Après les propos d’Emmanuel Macron...

Vendredi 10 mai 2019
Après les propos d’Emmanuel Macron...
Le bureau de Colombus Gold, au pied de la Montagne d'or - Kupi L·szlÃ

Montagne d’or, le plus important projet de mine d’or à ciel ouvert français, à l’étude en Guyane, verra-t-il le jour ? Prévue en 2022, l’exploitation d’une mine de 2,5 km de long, au sud de Saint-Laurent du Maroni, en pleine forêt tropicale, avec un procédé de récupération de l’or par cyanuration en circuit fermé, semble compromise, après les propos du président de la République fortement teinté d’écologie, lundi.

«De manière très claire aujourd’hui, l’état de l’art du projet ne le rend pas compatible avec une ambition écologique et en matière de biodiversité. » Ce sont les propos tenus par le président de la République, Emmanuel Macron, lundi, au sortir d’une rencontre avec les scientifiques du groupe d’experts de l’ONU sur la biodiversité (la Plateforme intergouvernementale sur la biodiversité et les services écosystémiques,ou Ipbes) qui venaient de publier un rapport détaillant l’accélération de la disparition des espèces. 

Le chef de l’État a ajouté : « Il y aura une évaluation complète pour le prochain conseil de défense [écologique] sur ce sujet et une décision formelle et définitive sera prise, en concertation avec le territoire. »

Ces propos ont immédiatement provoqué des réactions dans le monde politique. En février, lors d’un débat à l’Assemblée nationale, le ministre de la Transition écologique et solidaire, François de Rugy, avait déjà estimé que ce projet présentait des risques industriels majeurs : la pollution des sols en métaux lourds et le risque de rupture de digue d’un bassin de résidus.

Samir MATHIEU & Angélique GROS

Le camp Citron, camp de vie de Montagne d'or - archives
Le camp Citron (camp de vie) - photo d'archives
« Il faut passer par la voie du référendum »

L’actualité, c’est bien évidemment Montagne d’Or. Le président de la République, Emmanuel Macron, a émis de vives réserves. Le projet est-il enterré, aujourd’hui ?

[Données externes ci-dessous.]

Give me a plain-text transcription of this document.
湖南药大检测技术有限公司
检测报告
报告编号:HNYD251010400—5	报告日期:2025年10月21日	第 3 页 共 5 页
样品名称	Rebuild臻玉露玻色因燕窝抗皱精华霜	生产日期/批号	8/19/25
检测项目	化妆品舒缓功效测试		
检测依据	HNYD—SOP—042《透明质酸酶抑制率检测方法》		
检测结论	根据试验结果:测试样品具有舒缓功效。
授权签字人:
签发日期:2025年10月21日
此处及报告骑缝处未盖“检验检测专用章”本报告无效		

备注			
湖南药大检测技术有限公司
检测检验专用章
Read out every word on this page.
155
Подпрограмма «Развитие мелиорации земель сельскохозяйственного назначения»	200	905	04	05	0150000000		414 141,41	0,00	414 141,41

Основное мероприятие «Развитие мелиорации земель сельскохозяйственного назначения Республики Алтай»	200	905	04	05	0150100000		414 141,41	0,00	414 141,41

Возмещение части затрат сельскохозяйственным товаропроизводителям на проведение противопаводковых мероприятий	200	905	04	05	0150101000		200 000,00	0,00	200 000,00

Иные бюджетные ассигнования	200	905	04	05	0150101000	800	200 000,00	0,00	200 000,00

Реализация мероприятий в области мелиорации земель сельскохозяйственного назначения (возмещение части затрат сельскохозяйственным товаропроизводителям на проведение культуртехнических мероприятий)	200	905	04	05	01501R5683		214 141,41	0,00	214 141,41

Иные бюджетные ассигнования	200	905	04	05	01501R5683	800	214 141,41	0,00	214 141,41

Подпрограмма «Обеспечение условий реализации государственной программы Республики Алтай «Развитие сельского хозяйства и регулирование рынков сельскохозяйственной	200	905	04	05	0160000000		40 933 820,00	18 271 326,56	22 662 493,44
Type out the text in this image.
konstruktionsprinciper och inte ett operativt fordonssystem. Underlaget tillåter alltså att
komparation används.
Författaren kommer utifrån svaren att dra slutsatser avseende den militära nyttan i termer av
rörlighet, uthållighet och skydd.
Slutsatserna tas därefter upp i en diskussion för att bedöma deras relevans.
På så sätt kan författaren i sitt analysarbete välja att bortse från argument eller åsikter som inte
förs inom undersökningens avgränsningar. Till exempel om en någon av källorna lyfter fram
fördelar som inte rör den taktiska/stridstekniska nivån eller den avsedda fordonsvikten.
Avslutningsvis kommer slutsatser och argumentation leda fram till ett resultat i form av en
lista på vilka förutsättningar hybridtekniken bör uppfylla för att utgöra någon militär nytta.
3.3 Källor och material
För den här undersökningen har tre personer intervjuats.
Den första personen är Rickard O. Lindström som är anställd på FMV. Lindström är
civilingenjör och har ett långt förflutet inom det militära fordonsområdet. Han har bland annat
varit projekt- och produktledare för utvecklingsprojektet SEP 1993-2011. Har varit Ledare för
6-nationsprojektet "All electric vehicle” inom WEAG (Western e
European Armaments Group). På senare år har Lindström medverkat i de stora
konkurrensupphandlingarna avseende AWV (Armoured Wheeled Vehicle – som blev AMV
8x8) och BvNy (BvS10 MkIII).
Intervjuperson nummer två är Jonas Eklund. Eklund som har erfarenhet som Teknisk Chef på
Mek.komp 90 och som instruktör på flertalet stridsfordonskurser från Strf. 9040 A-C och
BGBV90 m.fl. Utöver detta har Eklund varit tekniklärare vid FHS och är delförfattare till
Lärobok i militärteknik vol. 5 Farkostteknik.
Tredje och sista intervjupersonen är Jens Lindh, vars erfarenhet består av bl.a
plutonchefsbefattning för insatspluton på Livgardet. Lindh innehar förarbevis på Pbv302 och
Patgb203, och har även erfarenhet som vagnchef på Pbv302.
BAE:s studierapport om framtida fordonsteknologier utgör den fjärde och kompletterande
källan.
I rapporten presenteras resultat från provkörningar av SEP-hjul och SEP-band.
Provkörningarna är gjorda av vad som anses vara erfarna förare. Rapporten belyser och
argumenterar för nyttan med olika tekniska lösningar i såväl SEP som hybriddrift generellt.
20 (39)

Honnêtement, je ne le pense pas. Tactiquement, je serais amené à penser qu’il est enterré mais ce n’est pas Montagne d’Or qui doit être le point crucial de notre attention. C’est la filière minière en Guyane. Nous avons la filière de la pêche, la filière agricole, la filière du bois, celles de la biodiversité, du tourisme... mais nous devons penser à la filière minière. Et donc Montagne d’Or n’est qu’un projet parmi tant de projets. Je ne pense pas que le président de la République ait évolué dans sa démarche. Il a simplement dit ce qu’Annick Girardin avait dit auparavant : « une mine vertueuse », ce que François de Rugy avait annoncé : « une mine aux normes environnementales »... Bref, on fera pas de la sémantique, mais c’est sûr qu’il y a une alerte. C’est sûr que si l’on veut que ce projet puisse passer, pour ma part, je veux qu’il y ait un apaisement et qu’il y ait un vrai débat démocratique entre tous les partenaires, les pour, les contre, et qu’on y pèse chacun des éléments. Moi, je souhaite que les Guyanais eux-mêmes, disent ce qu’ils veulent. Aujourd’hui, le débat sur Montagne d’Or doit être l’objet d’une vrai concertation.

Est-ce que ça doit passer par un référendum ?

J’ai été parmi les premiers, si ce n’est le premier, à avoir déclaré qu’il fallait un référendum. Mais au-delà du référendum, il faut que l’on puisse se dire le pourquoi, le comment, la plus-value... Aujourd’hui, vous avez une industrie spatiale en Guyane, nous sommes le seul territoire à l’avoir. Mais non seulement elle diminue en volume d’intensité (elle diminue en termes d’investissements) mais en plus, on doit annoncer bientôt la suppression de 500 à 600 postes... Les concurrences américaine, russe et chinoise font que les satellites vont être redéployés. Donc il faut que les Guyanais, ceux qui aiment et s’investissent dans ce pays, puissent dire si oui ou non cela doit se faire. Mais on ne peut pas, sur un projet, arrêter la filière minière. Il y a les PME (et je suis d’accord pour qu’on ouvre ce dossier très rapidement, qu’on puisse permettre aux Guyanais de retourner vers l’exploitation minière) mais surtout il y a la question non discutable des garimpeiros qui polluent nos rivières, nos fleuves en ce moment.

Aujourd’hui, êtes-vous toujours favorable et soutenez-vous toujours le projet Montagne d’Or ?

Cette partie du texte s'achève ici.